Agni-P missile test: All you need to know about the successful rail-based launch

Defence affairs - Def-Geopolitics
India rail-based missile launch: Thus far, only Russia, the US, China, and possibly North Korea had the capability of launching long range ballistic missiles from rail-based platforms. India now joins this club.

Agni-P missile test: In the early hours of Thursday, the Defence Research and Development Organisation (DRDO) test-fired the Agni-Prime (Agni-P) missile from a rail-based mobile launcher.

Defence Minister Rajnath Singh congratulated the DRDO and the Strategic Forces Command for the test, stating that it had put India in a “group of select nations” who have developed “canisterised launch systems” that can operate out of the railway network.

Thus far, only Russia, the US, China, and possibly North Korea had the capability of launching long range ballistic missiles from rail-based platforms.

Capability to strike back

Mobile launch platforms are crucial to a country’s second strike capabilities: that is, a country’s ability to survive a nuclear attack and then launch its own counterattack.

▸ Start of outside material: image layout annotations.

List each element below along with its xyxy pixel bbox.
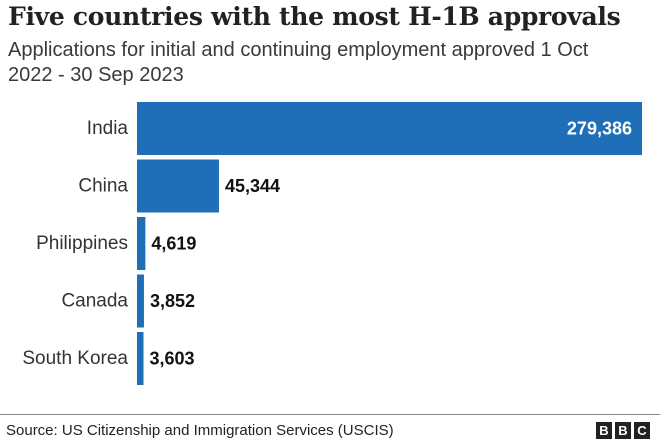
bar-india xyxy=(137,102,642,155)
logo-letter-c: C xyxy=(634,422,650,439)
chart-subtitle: Applications for initial and continuing … xyxy=(8,39,589,86)
bar-philippines xyxy=(137,217,146,270)
value-label: 279,386 xyxy=(567,119,632,139)
value-label: 4,619 xyxy=(151,234,196,254)
bar-canada xyxy=(137,274,144,328)
category-label: India xyxy=(87,118,129,139)
value-label: 45,344 xyxy=(225,176,280,196)
bar-south-korea xyxy=(137,332,144,385)
bar-china xyxy=(137,159,219,213)
logo-letter-b1: B xyxy=(596,422,612,439)
category-label: South Korea xyxy=(22,348,128,369)
value-label: 3,603 xyxy=(150,349,195,369)
source-note: Source: US Citizenship and Immigration S… xyxy=(6,422,394,439)
category-label: China xyxy=(78,176,128,197)
bbc-logo: B B C xyxy=(596,422,650,439)
bar-chart: India 279,386 China 45,344 Philippines 4,619 C… xyxy=(22,102,642,385)
logo-letter-b2: B xyxy=(615,422,631,439)
category-label: Philippines xyxy=(36,233,128,254)
category-label: Canada xyxy=(61,291,128,312)
value-label: 3,852 xyxy=(150,291,195,311)
footer-divider xyxy=(0,414,660,415)
chart-title: Five countries with the most H-1B approv… xyxy=(8,2,621,31)
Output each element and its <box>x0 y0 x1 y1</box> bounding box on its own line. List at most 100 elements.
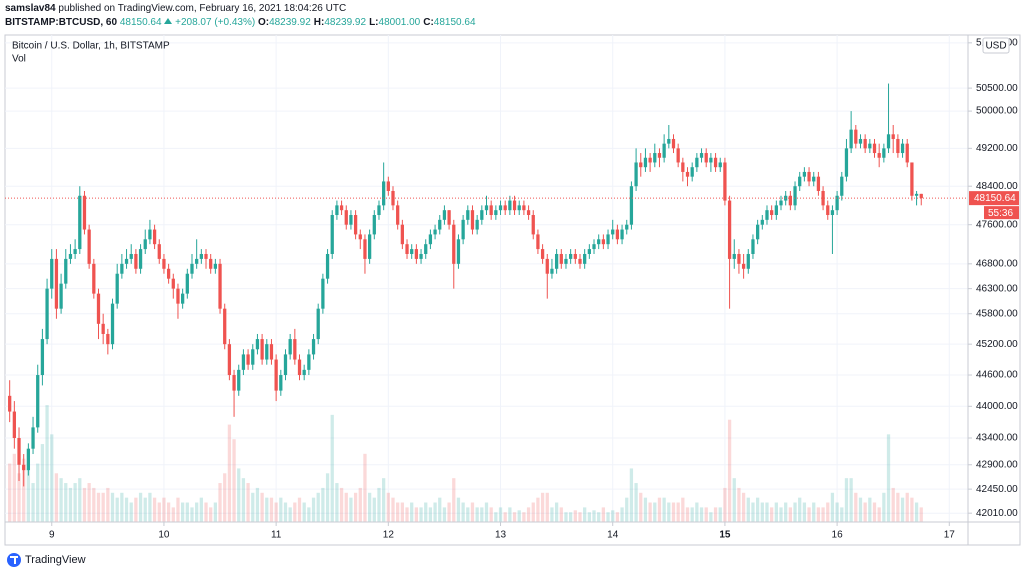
x-tick-label: 15 <box>719 530 731 541</box>
volume-bar <box>709 512 713 522</box>
candle-body <box>64 258 68 284</box>
volume-bar <box>755 497 760 522</box>
volume-bar <box>732 478 736 522</box>
volume-bar <box>475 507 479 522</box>
candle-body <box>653 153 657 163</box>
candle-body <box>643 157 648 168</box>
currency[interactable]: USD <box>985 41 1006 52</box>
candle-body <box>877 153 881 158</box>
volume-bar <box>134 497 138 522</box>
candle-body <box>522 205 526 211</box>
volume-bar <box>578 512 582 522</box>
volume-bar <box>508 507 512 522</box>
currency-box[interactable] <box>982 37 1010 54</box>
volume-bar <box>325 473 330 522</box>
volume-bar <box>428 507 433 522</box>
volume-bar <box>143 497 147 522</box>
candle-body <box>181 293 185 304</box>
candle-body <box>746 253 750 269</box>
up-arrow <box>164 18 173 24</box>
y-tick-label: 42450.00 <box>976 484 1018 495</box>
candle-body <box>699 153 704 158</box>
candle-body <box>536 234 540 250</box>
volume-bar <box>765 502 769 522</box>
candle-body <box>363 239 367 259</box>
candle-body <box>578 258 582 264</box>
volume-bar <box>237 468 241 522</box>
volume-bar <box>606 512 610 522</box>
candle-body <box>671 138 676 149</box>
volume-bar <box>699 507 704 522</box>
candle-body <box>718 162 722 168</box>
candle-body <box>550 268 554 274</box>
y-tick-label: 44000.00 <box>976 401 1018 412</box>
volume-bar <box>382 478 386 522</box>
volume-bar <box>643 497 648 522</box>
volume-bar <box>667 502 671 522</box>
volume-bar <box>330 414 334 522</box>
volume-bar <box>410 502 414 522</box>
candle-body <box>134 253 138 269</box>
candle-body <box>826 205 830 216</box>
volume-bar <box>770 507 774 522</box>
y-tick-label: 48400.00 <box>976 181 1018 192</box>
volume-bar <box>620 507 624 522</box>
volume-bar <box>218 483 222 522</box>
candle-body <box>391 190 395 206</box>
candle-body <box>456 239 461 264</box>
volume-bar <box>531 502 535 522</box>
volume-bar <box>456 497 461 522</box>
volume-bar <box>583 507 587 522</box>
candle-body <box>237 369 241 391</box>
candle-body <box>92 263 96 294</box>
volume-bar <box>311 497 316 522</box>
candle-body <box>882 148 886 158</box>
change: +208.07 (+0.43%) <box>175 17 256 28</box>
candle-body <box>681 162 685 172</box>
candle-body <box>727 200 732 259</box>
volume-bar <box>223 473 227 522</box>
candle-body <box>12 411 16 439</box>
volume-bar <box>526 507 531 522</box>
candle-body <box>592 244 596 250</box>
volume-bar <box>36 463 40 522</box>
candle-body <box>185 273 189 294</box>
candle-body <box>190 263 194 274</box>
candle-body <box>503 205 507 211</box>
candle-body <box>830 210 835 216</box>
volume-bar <box>45 405 49 522</box>
candle-body <box>209 258 213 269</box>
candle-body <box>148 229 152 240</box>
y-tick-label: 49200.00 <box>976 143 1018 154</box>
volume-bar <box>414 507 419 522</box>
candle-body <box>690 167 694 177</box>
volume-bar <box>124 497 129 522</box>
volume-bar <box>199 497 203 522</box>
x-tick-label: 13 <box>495 530 507 541</box>
volume-bar <box>419 507 423 522</box>
candle-body <box>835 195 839 211</box>
candle-body <box>760 219 764 225</box>
volume-bar <box>433 502 437 522</box>
volume-bar <box>517 510 521 522</box>
candle-body <box>59 283 63 309</box>
candle-body <box>545 258 549 274</box>
volume-bar <box>283 502 288 522</box>
volume-bar <box>685 507 690 522</box>
volume-bar <box>835 502 839 522</box>
candle-body <box>330 215 334 254</box>
y-tick-label: 42900.00 <box>976 459 1018 470</box>
volume-bar <box>882 492 886 522</box>
volume-bar <box>157 502 161 522</box>
volume-bar <box>802 502 807 522</box>
frame <box>4 34 1021 546</box>
candle-body <box>171 278 175 289</box>
volume-bar <box>213 502 218 522</box>
volume-bar <box>826 502 830 522</box>
candle-body <box>512 200 517 211</box>
volume-bar <box>723 487 727 522</box>
candle-body <box>695 157 699 168</box>
candle-body <box>419 253 423 259</box>
candle-body <box>508 200 512 211</box>
candle-body <box>162 258 166 269</box>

This is especially important for India, which has a declared “no first use” nuclear doctrine, meaning that it will only use nuclear weapons in retaliation to an enemy nuclear attack.

Developments in satellite imagery, mobile sensing, and missile technology have made stationary launchers vulnerable to enemy attacks. “Silos are increasingly vulnerable to both nuclear and conventional strikes due to improvements in missile accuracy,” Thomas MacDonald, of the Nuclear Policy Program, Carnegie Endowment for International Peace, wrote in his paper ‘Tracking mobile missiles’.

This has put a premium on mobile launch platforms, which are seen by military strategists as much more survivable in case of all out war. Such platforms include submarines, aircraft, and ground-based mobile launchers that can be operated on roads or rail.

Why rail-based launchers for missiles?

Rail-based platforms come with certain specific benefits.

* Road-based systems can only be operated in certain routes, where the dimensions of the road and its quality allow heavy missiles and launchers to be transported. While railway systems too are limited by the extent of a country’s rail network, India’s roughly 70,000-km route can carry missiles to all corners of the country without the need for preparation, like fixing potholes or widening bottlenecks.

* There are thousands of tunnels in India’s railway network. These can be used by rail-based launchers to hide from enemy satellite surveillance. In fact, the capability to launch from the tracks means that the launcher can be kept in hiding till the very last moment before the missile is deployed.

* Compared with submarine launched ballistic missiles (SLBMs), rail-based platforms are significantly cheaper to construct and maintain. As such, it is far more efficient to scale up such platforms than to maintain a fleet of ballistic missile submarines.